Lane forced himself to sit down. He lighted a cigarette. “There was something that tried to strangle me,” he said savagely, “and it whined while it did so. I heard the same sound just outside, and the dog saw something. But whatever attacked me and the Monster was invisible! And that’s impossible! Real things can’t be invisible!”

“Not quite invisible,” the professor said calmly. “What do you think I was trying to do with screen wire set up on the two sides of a bit of buzzard bait? I was trying to see what kept it from reeking to high heaven! Didn’t you ever hold a match six inches from your nose, and look at the world through the hot gases above the flame? Things wobble and waver when you do.

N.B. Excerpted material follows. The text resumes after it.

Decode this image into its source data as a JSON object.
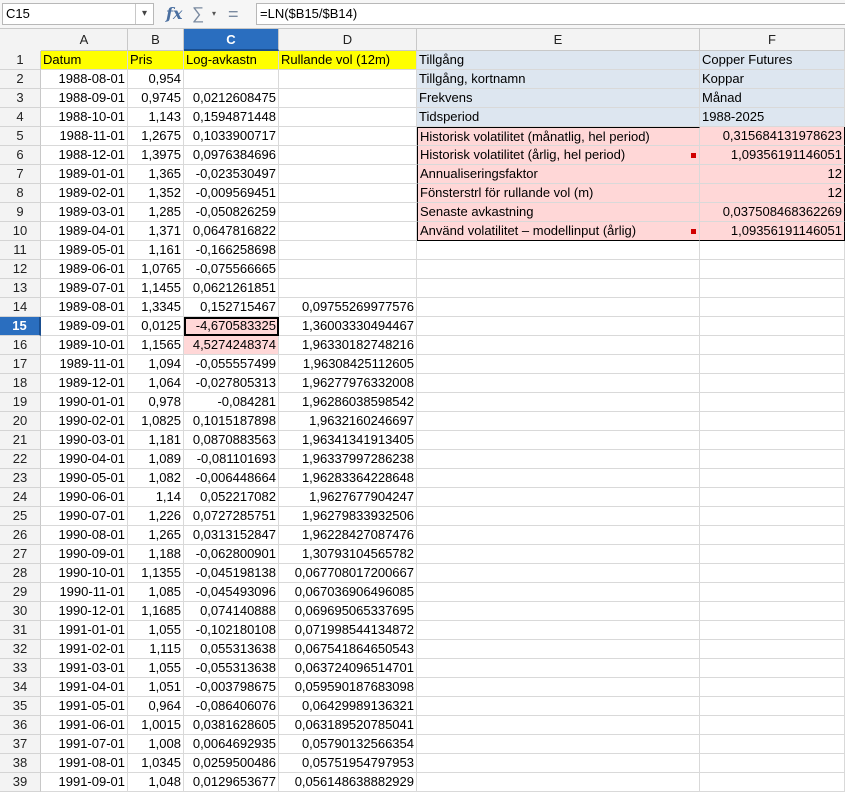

How do you think I made up my mind there were gaseous dynamic systems around here? When you look through one of them, things waver and wobble! The things you’re talking about are just as invisible as the column of hot air above a match, which means they’re not easy to see—you have to know what to look for—but they can be seen!” “Then what tried to kill me?”

“Certainly a dynamic system,” the professor insisted. “It had to be. A dynamic system is a parcel of matter using energy in a patterned way. A whirlwind’s a dynamic system. So’s a gasoline engine. Or a rabbit, or a man. Whatever attacked you and the Monster had to be a dynamic system because it used energy in a patterned fashion. Look here! Blow a smoke ring.”